This is the definitive text on Delta blues, impeccably researched and written. Ted Gioia shines an equal light on folklorists and artists, historians and critics, until they all cast a single, recognizable shadow upon the development of an idiom that has been dimmed through far too many texts that obscure actual origin and evolution.
Much of the material has been covered in other books, but without Gioia's grasp of history. His superior scholarship becomes obvious in the Robert Johnson chapter. Rather than worry about the devil at the crossroads, Gioia is concerned with what kind of music the fallen angel would make, which was entirely commercial, learned more from recordings than from peers. Folklorists often missed the point.
It just shows that we have to be careful with categories when it comes to early American music. Delta blues may stand as the first pop sound on the road to rock 'n' roll. It had no direct West African ancestry. Its roots were in the grooves of records that sold like the devil's business at the time.

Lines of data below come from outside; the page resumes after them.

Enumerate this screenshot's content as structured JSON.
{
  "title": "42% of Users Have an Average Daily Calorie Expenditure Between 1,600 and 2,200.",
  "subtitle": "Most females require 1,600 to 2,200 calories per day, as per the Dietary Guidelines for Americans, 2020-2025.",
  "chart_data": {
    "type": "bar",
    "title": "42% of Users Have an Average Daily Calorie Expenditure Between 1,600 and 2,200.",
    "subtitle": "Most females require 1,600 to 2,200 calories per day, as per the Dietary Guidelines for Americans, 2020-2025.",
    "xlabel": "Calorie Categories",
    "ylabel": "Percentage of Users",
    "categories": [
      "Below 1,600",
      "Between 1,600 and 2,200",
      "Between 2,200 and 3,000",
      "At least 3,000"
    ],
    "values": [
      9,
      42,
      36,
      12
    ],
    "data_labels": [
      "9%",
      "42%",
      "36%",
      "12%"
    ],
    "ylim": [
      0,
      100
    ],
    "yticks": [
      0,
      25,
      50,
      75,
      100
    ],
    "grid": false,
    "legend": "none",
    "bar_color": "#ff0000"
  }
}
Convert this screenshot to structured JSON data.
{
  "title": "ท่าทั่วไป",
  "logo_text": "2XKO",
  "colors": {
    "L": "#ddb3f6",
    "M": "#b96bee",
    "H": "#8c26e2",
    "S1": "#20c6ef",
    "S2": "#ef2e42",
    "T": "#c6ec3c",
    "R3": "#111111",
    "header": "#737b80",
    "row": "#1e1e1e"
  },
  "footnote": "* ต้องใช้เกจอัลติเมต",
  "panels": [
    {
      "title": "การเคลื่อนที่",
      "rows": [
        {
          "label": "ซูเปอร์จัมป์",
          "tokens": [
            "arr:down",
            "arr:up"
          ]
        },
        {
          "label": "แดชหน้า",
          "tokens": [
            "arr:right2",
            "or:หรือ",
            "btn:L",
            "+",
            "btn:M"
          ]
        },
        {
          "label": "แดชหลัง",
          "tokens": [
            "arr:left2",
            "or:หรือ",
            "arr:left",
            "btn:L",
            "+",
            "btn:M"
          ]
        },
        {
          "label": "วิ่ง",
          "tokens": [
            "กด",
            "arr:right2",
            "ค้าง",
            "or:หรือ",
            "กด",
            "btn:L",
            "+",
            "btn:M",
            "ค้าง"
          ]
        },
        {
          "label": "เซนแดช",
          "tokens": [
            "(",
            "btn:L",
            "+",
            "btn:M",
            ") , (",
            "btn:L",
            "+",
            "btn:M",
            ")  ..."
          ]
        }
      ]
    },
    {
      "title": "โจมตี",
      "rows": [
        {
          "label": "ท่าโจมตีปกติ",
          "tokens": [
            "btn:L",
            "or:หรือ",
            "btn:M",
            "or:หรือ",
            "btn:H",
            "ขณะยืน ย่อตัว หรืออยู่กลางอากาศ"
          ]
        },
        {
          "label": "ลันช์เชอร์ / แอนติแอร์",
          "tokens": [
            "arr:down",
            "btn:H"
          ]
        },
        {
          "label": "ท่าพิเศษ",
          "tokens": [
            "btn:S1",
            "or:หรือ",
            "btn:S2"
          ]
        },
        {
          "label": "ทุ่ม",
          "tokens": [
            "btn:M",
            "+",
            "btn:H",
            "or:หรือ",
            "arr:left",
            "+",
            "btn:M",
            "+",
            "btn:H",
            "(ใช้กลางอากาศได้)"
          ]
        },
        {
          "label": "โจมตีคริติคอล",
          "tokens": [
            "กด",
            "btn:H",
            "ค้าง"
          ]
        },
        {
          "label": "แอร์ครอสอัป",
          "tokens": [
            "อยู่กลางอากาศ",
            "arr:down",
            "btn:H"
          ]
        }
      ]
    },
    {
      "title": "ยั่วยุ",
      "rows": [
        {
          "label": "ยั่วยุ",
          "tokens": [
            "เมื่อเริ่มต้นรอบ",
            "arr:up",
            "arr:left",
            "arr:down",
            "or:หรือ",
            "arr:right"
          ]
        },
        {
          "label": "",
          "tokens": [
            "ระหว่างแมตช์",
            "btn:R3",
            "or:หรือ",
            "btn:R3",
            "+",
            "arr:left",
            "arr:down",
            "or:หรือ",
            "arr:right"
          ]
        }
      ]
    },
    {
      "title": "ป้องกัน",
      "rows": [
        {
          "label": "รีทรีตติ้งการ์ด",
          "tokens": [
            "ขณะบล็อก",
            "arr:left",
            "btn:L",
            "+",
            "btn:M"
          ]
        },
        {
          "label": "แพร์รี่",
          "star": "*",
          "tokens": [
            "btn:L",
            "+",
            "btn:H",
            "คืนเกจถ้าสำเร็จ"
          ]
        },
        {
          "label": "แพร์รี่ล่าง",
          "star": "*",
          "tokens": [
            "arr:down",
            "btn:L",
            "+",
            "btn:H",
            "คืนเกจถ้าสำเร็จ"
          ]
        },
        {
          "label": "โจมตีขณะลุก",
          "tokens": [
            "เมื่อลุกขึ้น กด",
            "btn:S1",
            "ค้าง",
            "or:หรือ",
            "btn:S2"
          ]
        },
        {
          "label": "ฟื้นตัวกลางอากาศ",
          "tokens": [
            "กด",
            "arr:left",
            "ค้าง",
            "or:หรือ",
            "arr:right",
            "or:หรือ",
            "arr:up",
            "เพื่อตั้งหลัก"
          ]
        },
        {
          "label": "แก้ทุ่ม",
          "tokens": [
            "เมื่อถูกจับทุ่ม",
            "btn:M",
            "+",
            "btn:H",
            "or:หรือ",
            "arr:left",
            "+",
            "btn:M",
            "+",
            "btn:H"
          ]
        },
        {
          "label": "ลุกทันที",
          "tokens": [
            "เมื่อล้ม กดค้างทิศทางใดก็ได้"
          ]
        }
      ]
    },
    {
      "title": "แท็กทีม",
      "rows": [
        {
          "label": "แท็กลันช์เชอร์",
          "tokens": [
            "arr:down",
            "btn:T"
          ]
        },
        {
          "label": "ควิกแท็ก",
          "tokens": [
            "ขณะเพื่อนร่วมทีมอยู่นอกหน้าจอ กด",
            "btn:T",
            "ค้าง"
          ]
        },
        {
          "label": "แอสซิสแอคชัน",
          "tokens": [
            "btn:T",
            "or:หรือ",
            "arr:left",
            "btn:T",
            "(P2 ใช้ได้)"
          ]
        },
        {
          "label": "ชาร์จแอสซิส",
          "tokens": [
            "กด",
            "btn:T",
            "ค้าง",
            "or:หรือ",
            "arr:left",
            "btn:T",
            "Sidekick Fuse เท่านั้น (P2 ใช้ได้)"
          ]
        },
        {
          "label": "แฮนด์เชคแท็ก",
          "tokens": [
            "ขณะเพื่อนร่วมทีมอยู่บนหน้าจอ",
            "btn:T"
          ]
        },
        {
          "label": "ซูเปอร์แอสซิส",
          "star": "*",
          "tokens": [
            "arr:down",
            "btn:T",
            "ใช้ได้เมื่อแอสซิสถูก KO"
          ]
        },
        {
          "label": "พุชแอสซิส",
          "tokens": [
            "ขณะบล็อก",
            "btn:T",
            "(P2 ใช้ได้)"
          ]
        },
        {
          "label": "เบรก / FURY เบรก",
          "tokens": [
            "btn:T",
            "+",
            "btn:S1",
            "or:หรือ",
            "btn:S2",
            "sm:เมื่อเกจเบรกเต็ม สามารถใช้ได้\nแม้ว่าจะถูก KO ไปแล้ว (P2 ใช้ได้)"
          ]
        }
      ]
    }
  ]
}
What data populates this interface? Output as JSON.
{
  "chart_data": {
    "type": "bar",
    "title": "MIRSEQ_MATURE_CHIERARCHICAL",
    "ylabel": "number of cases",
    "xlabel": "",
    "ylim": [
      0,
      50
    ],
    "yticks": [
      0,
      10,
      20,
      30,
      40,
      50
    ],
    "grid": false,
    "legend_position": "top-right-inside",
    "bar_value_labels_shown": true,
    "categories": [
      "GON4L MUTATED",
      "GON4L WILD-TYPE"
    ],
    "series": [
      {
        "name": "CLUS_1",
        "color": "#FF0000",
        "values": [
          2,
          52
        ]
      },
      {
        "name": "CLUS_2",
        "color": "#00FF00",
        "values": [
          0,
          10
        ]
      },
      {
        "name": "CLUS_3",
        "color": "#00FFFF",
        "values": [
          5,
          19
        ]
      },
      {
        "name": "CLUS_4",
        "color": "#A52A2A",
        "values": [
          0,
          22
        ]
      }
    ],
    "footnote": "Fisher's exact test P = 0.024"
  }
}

Chapters on Bukka White, Son House and John Lee Hooker are tempered gems. The only time the author starts to head for the wishing well instead of just turning on the tap is when he refuses to admit that the Delta blues is more than likely gone no matter what its enduring influence has been. One cannot blame Gioia for being a poet in the end as he has been such an authoritative historian, leaving readers at the crossroads after a well-informed ride.